Daily Commentary BY THE CURVE TEAM –

Coincidence or Corollary?

8th of February, 2018

Another night of volatile and interesting price action has thrown up a number of compelling questions about both the current state, and future direction of markets and interest rates. While there are many theories out there, the big question remains, what is the core driver behind the sudden upheaval and spike in volatility?

Despite being in the middle of a synchronised upswing in global growth, of which appears on a stable footing for the time being, markets find themselves in a funk. Many correlations amongst different markets and a number of long term trends have broken down in recent days. The question is are all these things related or is it simply a coincidence?
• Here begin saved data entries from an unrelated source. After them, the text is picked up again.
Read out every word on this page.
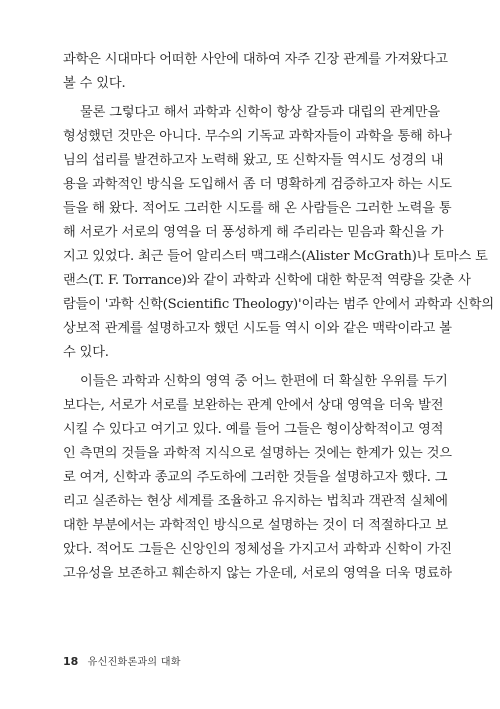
과학은 시대마다 어떠한 사안에 대하여 자주 긴장 관계를 가져왔다고
볼 수 있다.
물론 그렇다고 해서 과학과 신학이 항상 갈등과 대립의 관계만을
형성했던 것만은 아니다. 무수의 기독교 과학자들이 과학을 통해 하나
님의 섭리를 발견하고자 노력해 왔고, 또 신학자들 역시도 성경의 내
용을 과학적인 방식을 도입해서 좀 더 명확하게 검증하고자 하는 시도
들을 해 왔다. 적어도 그러한 시도를 해 온 사람들은 그러한 노력을 통
해 서로가 서로의 영역을 더 풍성하게 해 주리라는 믿음과 확신을 가
지고 있었다. 최근 들어 알리스터 맥그래스(Alister McGrath)나 토마스 토
랜스(T. F. Torrance)와 같이 과학과 신학에 대한 학문적 역량을 갖춘 사
람들이 '과학 신학(Scientific Theology)'이라는 범주 안에서 과학과 신학의
상보적 관계를 설명하고자 했던 시도들 역시 이와 같은 맥락이라고 볼
수 있다.
이들은 과학과 신학의 영역 중 어느 한편에 더 확실한 우위를 두기
보다는, 서로가 서로를 보완하는 관계 안에서 상대 영역을 더욱 발전
시킬 수 있다고 여기고 있다. 예를 들어 그들은 형이상학적이고 영적
인 측면의 것들을 과학적 지식으로 설명하는 것에는 한계가 있는 것으
로 여겨, 신학과 종교의 주도하에 그러한 것들을 설명하고자 했다. 그
리고 실존하는 현상 세계를 조율하고 유지하는 법칙과 객관적 실체에
대한 부분에서는 과학적인 방식으로 설명하는 것이 더 적절하다고 보
았다. 적어도 그들은 신앙인의 정체성을 가지고서 과학과 신학이 가진
고유성을 보존하고 훼손하지 않는 가운데, 서로의 영역을 더욱 명료하
18 유신진화론과의 대화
Large movements in equities markets, particularly in the US, have stolen all of the headlines in recent days. They are the most visible and widely followed by the public so that is probably justified. However, equities markets are only the latest market to break from their recent trend. Up until the recent malaise, equities had been on an steady march higher month after month.
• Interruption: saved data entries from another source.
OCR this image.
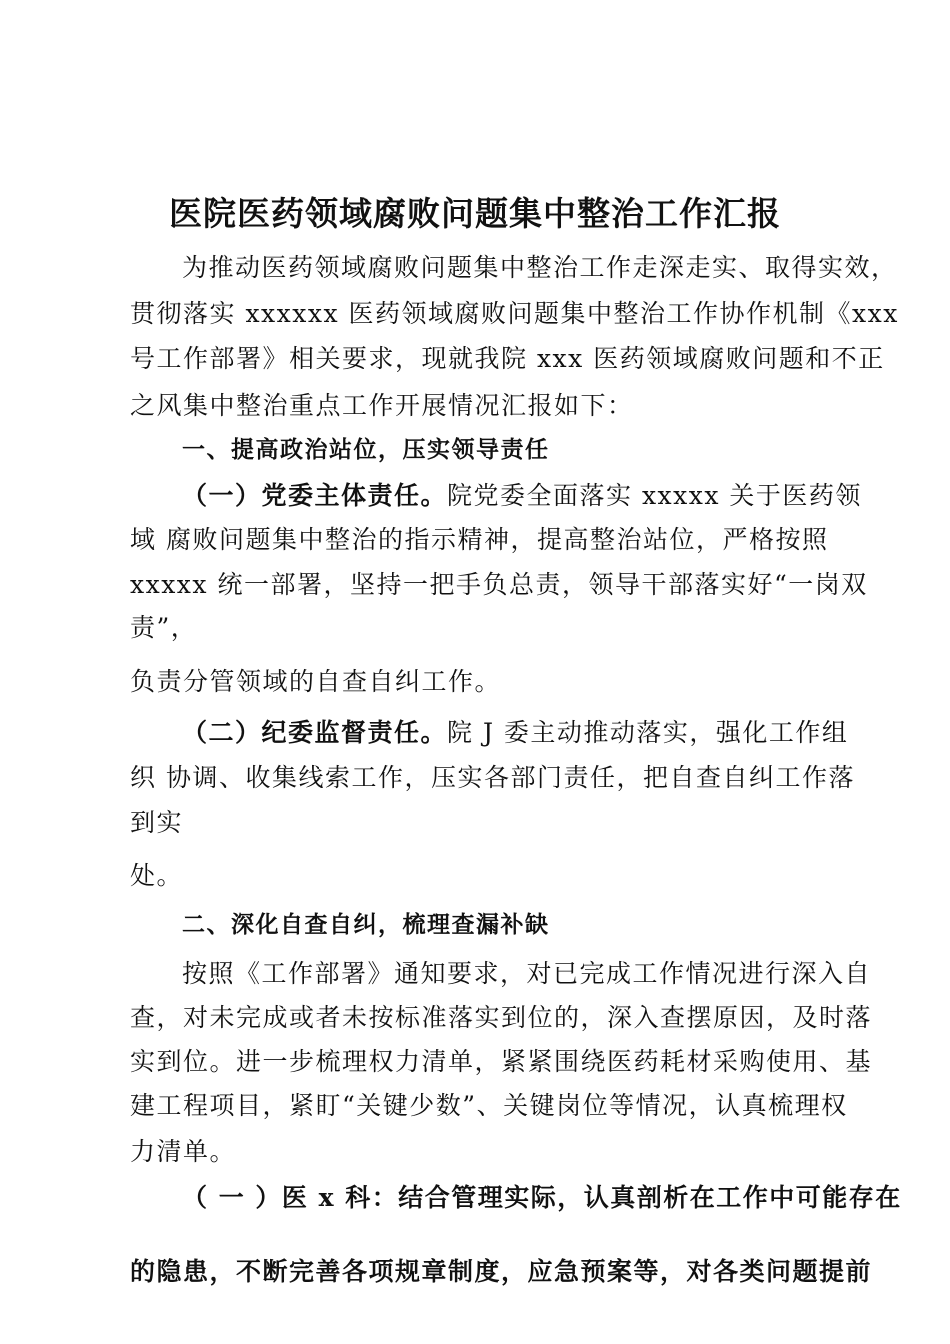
医院医药领域腐败问题集中整治工作汇报
为推动医药领域腐败问题集中整治工作走深走实、取得实效，
贯彻落实 xxxxxx 医药领域腐败问题集中整治工作协作机制《xxx
号工作部署》相关要求，现就我院 xxx 医药领域腐败问题和不正
之风集中整治重点工作开展情况汇报如下：
一、提高政治站位，压实领导责任
（一）党委主体责任。院党委全面落实 xxxxx 关于医药领
域 腐败问题集中整治的指示精神，提高整治站位，严格按照
xxxxx 统一部署，坚持一把手负总责，领导干部落实好“一岗双
责”，
负责分管领域的自查自纠工作。
（二）纪委监督责任。院 J 委主动推动落实，强化工作组
织 协调、收集线索工作，压实各部门责任，把自查自纠工作落
到实
处。
二、深化自查自纠，梳理查漏补缺
按照《工作部署》通知要求，对已完成工作情况进行深入自
查，对未完成或者未按标准落实到位的，深入查摆原因，及时落
实到位。进一步梳理权力清单，紧紧围绕医药耗材采购使用、基
建工程项目，紧盯“关键少数”、关键岗位等情况，认真梳理权
力清单。
（ 一 ）医 x 科：结合管理实际，认真剖析在工作中可能存在
的隐患，不断完善各项规章制度，应急预案等，对各类问题提前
Around the same time that the US equity markets peaked, we finally saw the USD bounce. The USD index, which measures the USD against a basket of currencies, had been on a steady decline since peaking late in 2016. The timing of both the USD move and equity market pull back could easily be seen as a coincidence or that one was driving the other.
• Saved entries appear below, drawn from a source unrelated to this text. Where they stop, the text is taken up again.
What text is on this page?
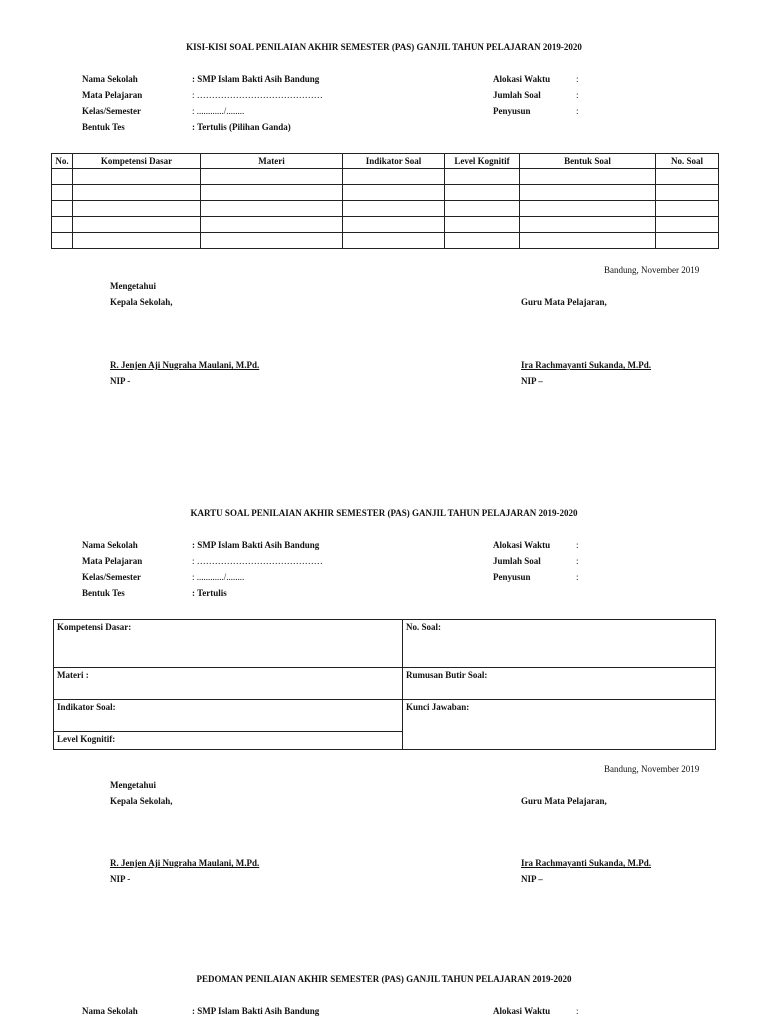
KISI-KISI SOAL PENILAIAN AKHIR SEMESTER (PAS) GANJIL TAHUN PELAJARAN 2019-2020
Nama Sekolah	: SMP Islam Bakti Asih Bandung
Mata Pelajaran	: ……………………………………
Kelas/Semester	: ............/........
Bentuk Tes	: Tertulis (Pilihan Ganda)
Alokasi Waktu	:
Jumlah Soal	:
Penyusun	:
No.	Kompetensi Dasar	Materi	Indikator Soal	Level Kognitif	Bentuk Soal	No. Soal

Bandung, November 2019
Mengetahui
Kepala Sekolah,	Guru Mata Pelajaran,
R. Jenjen Aji Nugraha Maulani, M.Pd.	Ira Rachmayanti Sukanda, M.Pd.
NIP -	NIP –
KARTU SOAL PENILAIAN AKHIR SEMESTER (PAS) GANJIL TAHUN PELAJARAN 2019-2020
Nama Sekolah	: SMP Islam Bakti Asih Bandung
Mata Pelajaran	: ……………………………………
Kelas/Semester	: ............/........
Bentuk Tes	: Tertulis
Alokasi Waktu	:
Jumlah Soal	:
Penyusun	:
Kompetensi Dasar:	No. Soal:
Materi :	Rumusan Butir Soal:
Indikator Soal:	Kunci Jawaban:
Level Kognitif:
Bandung, November 2019
Mengetahui
Kepala Sekolah,	Guru Mata Pelajaran,
R. Jenjen Aji Nugraha Maulani, M.Pd.	Ira Rachmayanti Sukanda, M.Pd.
NIP -	NIP –
PEDOMAN PENILAIAN AKHIR SEMESTER (PAS) GANJIL TAHUN PELAJARAN 2019-2020
Nama Sekolah	: SMP Islam Bakti Asih Bandung	Alokasi Waktu	:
The market however that was on the move well before both the equity and currency markets was the bond market. After shooting higher following the election of President Trump, longer dated rates in the US had largely been trading sideways since late 2016.

Since the start of the year, the US 10 year bond rate has been slowly grinding higher from the middle of that long run trading range, and in the process has broken out of a 10 year downtrend. Bond rates, or the price of money, especially in the US, are one of the most important indicators as their impact is the most widespread.

While it is still too early to tell how this latest spike in volatility will go, one place I would be keeping a close eye on is the bond market. If long interest rates continue to climb, the outlook for markets and the broader economy is likely to shift significantly.